Bebió otro sorbo, haciendo sonar los cubitos dentro del vaso. Incapaz de administrar su propia vida, Preston se dedicaba a microadministrar la mía. ¿Conseguiría acabar conmigo en una celda de aislamiento? Me retrepé en la butaca y contemplé el techo blanco.

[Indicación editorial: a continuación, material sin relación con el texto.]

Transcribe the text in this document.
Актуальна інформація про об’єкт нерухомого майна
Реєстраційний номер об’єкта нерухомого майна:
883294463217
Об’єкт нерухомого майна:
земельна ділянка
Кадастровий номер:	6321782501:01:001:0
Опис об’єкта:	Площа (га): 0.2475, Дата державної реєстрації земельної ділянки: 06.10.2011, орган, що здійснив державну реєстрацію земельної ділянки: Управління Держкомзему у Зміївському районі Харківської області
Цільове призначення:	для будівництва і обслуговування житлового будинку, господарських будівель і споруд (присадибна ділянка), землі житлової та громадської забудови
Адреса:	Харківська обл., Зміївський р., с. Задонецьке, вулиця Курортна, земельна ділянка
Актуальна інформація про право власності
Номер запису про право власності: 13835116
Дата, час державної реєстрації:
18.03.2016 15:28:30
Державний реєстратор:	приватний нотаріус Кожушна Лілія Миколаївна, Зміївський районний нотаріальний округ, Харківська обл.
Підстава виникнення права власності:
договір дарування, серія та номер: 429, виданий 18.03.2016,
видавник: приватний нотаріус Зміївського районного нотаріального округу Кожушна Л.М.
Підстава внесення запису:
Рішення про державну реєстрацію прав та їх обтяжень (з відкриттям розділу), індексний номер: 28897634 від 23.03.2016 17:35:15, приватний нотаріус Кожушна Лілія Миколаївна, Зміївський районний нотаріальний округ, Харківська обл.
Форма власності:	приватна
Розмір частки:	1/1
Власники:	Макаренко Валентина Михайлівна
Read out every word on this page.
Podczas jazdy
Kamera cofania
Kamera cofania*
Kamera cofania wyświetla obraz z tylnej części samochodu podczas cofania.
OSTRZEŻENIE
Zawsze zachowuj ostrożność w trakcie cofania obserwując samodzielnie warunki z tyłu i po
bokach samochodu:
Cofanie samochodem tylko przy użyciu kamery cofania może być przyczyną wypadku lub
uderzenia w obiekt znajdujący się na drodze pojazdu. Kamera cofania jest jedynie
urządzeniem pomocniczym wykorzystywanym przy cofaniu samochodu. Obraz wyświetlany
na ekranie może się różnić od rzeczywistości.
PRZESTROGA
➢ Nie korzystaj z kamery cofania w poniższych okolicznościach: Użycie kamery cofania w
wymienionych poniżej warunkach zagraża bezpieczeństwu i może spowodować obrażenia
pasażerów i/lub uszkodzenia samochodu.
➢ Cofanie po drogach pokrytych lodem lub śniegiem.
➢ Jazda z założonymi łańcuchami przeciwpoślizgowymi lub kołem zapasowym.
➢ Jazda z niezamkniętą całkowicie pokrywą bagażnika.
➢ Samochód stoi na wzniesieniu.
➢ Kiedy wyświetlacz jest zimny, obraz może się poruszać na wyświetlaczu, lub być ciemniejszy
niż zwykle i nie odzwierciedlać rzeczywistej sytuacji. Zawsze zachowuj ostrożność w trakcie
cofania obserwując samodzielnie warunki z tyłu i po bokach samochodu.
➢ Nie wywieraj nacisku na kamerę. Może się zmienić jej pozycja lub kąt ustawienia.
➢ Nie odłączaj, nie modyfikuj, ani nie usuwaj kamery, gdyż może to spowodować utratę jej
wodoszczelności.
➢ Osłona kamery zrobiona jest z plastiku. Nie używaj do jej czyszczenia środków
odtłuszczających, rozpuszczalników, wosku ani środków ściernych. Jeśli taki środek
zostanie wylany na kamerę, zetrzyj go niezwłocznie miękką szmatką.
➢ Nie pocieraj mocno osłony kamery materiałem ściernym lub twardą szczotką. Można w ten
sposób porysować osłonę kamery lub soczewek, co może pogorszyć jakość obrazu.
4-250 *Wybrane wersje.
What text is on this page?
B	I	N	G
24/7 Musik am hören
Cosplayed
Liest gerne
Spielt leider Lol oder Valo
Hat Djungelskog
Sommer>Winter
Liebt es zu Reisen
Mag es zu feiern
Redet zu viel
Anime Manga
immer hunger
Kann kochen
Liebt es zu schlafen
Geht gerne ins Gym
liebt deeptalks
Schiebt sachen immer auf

– Harriman -prosiguió- supo retratarte como el asesino del caso, pero esta tontería de la locura podría no ser la versión real de los hechos. Y si no lo es, entonces tienes que averiguar tu historia. La verdadera. -Sus ojos brillaron, excitado ante las posibilidades-. Quizá no lo hiciste tú. Quizás alguien se coló en tu casa. Quizás existe una trama como en Luz de gas para acabar con tu sano juicio. Nunca leemos los libros sobre las novecientas noventa y nueve veces en que algo sucede como se esperaba; leemos los que hablan de la vez que salió mal. O que salió de manera extraña o extraordinaria. Y en este caso -añadió señalándome- son muchas las probabilidades de que se trate de algo así. -Se quedó mirándome, pero antes de que pudiera responder continuó-: Se trata de tu vida, Drew. ¿Qué has hecho para explorar todo esto desde que volviste a casa?
– Miré por todas partes, comprobé mis mensajes de correo electrónico y busqué en mi PalmPilot para ver si podía encajar alguna pieza, hablé con…
– Oh, vaya, estoy impresionado. ¿Te has dedicado también a torturarte de lo lindo, a regodearte en la melancolía? ¿Has tocado el saxo a oscuras?
La cara me ardía.
– He procurado torturarme lo menos posible, pero sí, algo de eso ha habido. Oscuridad moderada, pero nada de melancólicos instrumentos de viento.
– ¿Qué has hecho hoy?
– Abrir el correo. Y he comido ñames.
– ¿Ñames?
– En casa de Chic.
Levantó las manos al cielo como si eso lo explicara todo.
– ¿Tú quieres hacer progresos o quieres estar de mala leche?
Lo pensé un momento.
– Quiero estar de mala leche.
– ¿Qué haría Dirk Chincleft en tu lugar?
Preston tiene varios apodos poco agradables para mi personaje Derek Chainer. Es lo bueno de los editores. Su ingenio.
– Dirk Chincleft es inspector de Homicidios -respondí-. Tiene influencias. Yo no tengo ninguna, a nivel oficial.
– ¡Venga ya! Te has atascado en el primer acto y no estás manejando la narración. Me decepcionas. O dominas tú la trama, o la trama te domina a ti.